Maurice BANSAY propriétaire de Vill’up

 

Dans la conception et la réalisation de chaque projet immobilier, le groupe a pour ambition d’offrir un cadre de vie moderne, durable à une ville et à ses habitants, en mettant à leur disposition des centres commerciaux qui résultent des technologies innovantes. Dans ce sens, dans sa devise, il se montre respectueux du fait que chaque ville possède ses propres ressources culturelles et humaines respectives. C’est d’ailleurs à partir de cette conception que ce leader mondial dans l’immobilier commercial parvient à réaliser des centres commerciaux exceptionnels tout en tenant compte de la particularité, de la diversité culturelle et sociale d’une ville. Cela dit, Beaugrenelle, Vill’up, Manufaktura, Muse… les centres commerciaux possèdent leurs particularités, leurs intérêts propres qui ne font qu’attirer plus de visiteurs à chaque occasion.

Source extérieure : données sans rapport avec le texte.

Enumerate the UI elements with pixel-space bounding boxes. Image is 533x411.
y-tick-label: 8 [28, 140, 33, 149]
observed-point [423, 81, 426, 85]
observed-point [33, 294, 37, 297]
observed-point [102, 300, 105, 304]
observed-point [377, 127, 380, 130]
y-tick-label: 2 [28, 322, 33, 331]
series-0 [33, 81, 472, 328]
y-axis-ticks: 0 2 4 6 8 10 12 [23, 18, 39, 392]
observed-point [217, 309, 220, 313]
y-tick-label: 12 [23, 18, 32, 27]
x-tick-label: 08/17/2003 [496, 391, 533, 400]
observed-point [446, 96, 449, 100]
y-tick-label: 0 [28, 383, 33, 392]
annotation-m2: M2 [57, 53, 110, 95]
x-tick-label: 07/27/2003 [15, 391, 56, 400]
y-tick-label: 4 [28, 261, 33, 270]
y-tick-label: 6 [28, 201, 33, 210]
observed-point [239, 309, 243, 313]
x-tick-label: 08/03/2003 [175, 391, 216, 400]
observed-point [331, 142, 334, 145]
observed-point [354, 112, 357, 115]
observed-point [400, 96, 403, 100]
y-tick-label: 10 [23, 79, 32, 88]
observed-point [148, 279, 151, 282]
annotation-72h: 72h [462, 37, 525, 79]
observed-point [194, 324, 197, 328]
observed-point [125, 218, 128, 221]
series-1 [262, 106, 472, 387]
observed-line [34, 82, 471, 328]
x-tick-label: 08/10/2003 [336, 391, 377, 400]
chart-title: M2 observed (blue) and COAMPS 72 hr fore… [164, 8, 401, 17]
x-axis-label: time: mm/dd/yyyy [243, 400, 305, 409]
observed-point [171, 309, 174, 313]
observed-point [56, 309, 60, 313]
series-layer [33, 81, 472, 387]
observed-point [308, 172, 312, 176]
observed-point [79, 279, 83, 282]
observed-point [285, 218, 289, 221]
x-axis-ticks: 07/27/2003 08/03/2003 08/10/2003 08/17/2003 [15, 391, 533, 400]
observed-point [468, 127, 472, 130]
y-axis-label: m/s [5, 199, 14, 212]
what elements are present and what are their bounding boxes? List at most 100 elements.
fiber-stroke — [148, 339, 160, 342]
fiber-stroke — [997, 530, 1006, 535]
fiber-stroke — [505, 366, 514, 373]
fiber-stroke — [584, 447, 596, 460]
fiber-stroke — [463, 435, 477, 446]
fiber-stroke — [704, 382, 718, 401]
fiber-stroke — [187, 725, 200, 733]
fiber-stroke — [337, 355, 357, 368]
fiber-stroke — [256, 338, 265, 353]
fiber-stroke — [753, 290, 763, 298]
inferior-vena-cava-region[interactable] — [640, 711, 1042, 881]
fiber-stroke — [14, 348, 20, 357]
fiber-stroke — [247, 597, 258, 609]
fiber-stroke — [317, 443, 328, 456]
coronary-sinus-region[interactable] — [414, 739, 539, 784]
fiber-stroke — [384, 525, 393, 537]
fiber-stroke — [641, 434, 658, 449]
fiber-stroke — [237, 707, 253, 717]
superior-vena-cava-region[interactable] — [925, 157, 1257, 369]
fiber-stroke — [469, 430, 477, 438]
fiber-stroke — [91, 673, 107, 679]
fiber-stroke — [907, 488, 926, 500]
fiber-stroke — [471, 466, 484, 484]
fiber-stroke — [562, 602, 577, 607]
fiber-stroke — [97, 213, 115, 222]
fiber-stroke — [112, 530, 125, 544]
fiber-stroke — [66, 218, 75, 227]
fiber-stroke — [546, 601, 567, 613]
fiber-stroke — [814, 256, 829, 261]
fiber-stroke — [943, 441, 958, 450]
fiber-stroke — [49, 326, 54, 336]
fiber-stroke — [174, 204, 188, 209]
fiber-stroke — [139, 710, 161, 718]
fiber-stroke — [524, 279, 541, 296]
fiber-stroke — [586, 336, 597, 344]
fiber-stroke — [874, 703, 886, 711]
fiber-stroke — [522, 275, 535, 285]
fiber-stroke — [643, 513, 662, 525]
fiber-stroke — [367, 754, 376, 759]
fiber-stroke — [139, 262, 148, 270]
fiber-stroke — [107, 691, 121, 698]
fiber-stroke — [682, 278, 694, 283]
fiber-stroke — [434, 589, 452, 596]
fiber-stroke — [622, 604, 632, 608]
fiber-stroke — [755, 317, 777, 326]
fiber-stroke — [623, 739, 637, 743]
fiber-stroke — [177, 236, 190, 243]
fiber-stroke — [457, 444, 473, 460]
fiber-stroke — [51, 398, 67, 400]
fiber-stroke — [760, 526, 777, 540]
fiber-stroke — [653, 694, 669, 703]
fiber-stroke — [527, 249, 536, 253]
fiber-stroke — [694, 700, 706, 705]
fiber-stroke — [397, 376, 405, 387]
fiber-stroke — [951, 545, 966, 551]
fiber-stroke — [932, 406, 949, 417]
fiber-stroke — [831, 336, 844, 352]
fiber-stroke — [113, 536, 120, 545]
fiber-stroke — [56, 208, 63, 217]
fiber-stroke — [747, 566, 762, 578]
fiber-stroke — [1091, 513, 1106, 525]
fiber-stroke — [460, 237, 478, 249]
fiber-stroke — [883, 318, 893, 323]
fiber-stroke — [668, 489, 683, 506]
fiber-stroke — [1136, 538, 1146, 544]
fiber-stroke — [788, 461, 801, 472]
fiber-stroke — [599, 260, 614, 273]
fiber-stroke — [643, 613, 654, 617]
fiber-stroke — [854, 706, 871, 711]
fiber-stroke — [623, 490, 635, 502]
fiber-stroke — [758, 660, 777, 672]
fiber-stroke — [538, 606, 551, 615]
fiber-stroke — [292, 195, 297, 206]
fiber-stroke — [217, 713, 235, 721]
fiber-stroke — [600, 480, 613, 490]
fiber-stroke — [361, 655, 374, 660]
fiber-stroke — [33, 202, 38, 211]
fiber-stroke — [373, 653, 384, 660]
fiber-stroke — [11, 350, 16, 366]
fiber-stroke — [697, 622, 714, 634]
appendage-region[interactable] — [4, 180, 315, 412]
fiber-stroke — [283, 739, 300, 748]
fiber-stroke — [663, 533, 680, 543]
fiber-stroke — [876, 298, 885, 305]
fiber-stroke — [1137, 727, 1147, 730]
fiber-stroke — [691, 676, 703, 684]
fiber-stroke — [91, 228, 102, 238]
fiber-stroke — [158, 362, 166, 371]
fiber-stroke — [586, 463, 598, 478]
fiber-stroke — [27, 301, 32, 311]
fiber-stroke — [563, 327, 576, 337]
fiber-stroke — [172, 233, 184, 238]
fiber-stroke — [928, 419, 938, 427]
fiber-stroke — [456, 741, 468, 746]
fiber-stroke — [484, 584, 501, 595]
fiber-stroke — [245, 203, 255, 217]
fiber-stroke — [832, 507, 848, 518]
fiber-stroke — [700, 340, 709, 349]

Vill’up, l’exemple vivant de la fondation d’Apsys group

Depuis plus de 20 ans d’existence, l’entreprise immobilière fondée par Maurice Bansay s’efforce d’offrir une âme et une image exceptionnelle à chaque centre commercial. Ainsi, elle propose à une ville, à ses habitants et également à ses touristes l’occasion rarissime de vivre une expérience inoubliable dans un cadre commercial majestueux. À ce sujet, le centre commercial Vill’up à Paris reflète bel et bien l’idée de conception originale de l’entreprise. S’étalant sur un vaste territoire à plus de 20 000 m², Vill’up est non seulement un lieu de shopping exceptionnel, mais également un centre d’attractions et d’animations à couper le souffle. Effectivement, à l’instar de ses 45 magasins et boutiques, le centre commercial est également équipé d’un simulateur de chute libre à environ 14 mètres de hauteur. En plus de tout cela, Vill’up est également le cœur des animations pour les enfants grâce à ses différentes collections de jouets pour les garçons et les filles de 1 à 12 ans.

Vill’up Paris Centre commercial créé par le promoteur Apsys

Le secret de la réussite du groupe

Tout au long de leur existence, Maurice Bansay et son équipe privilégient avant tout l’imagination, la pertinence, l’authenticité et l’originalité dans chaque idée de conception. Ainsi, dans tous les chefs-d’œuvre, le groupe immobilier puise ses inspirations dans l’imagination de ce que pourrait être le monde de demain et du futur lointain. Par la suite, il leur suffit de combiner cette imagination à de l’innovation tout en mettant le côté humain au centre de leurs préoccupations. Bref, le secret de la réussite du groupe Apsys demeure l’imagination et l’innovation associées à une grande capacité d’anticipation afin de concevoir des centres commerciaux aux architectures du prochain millénaire.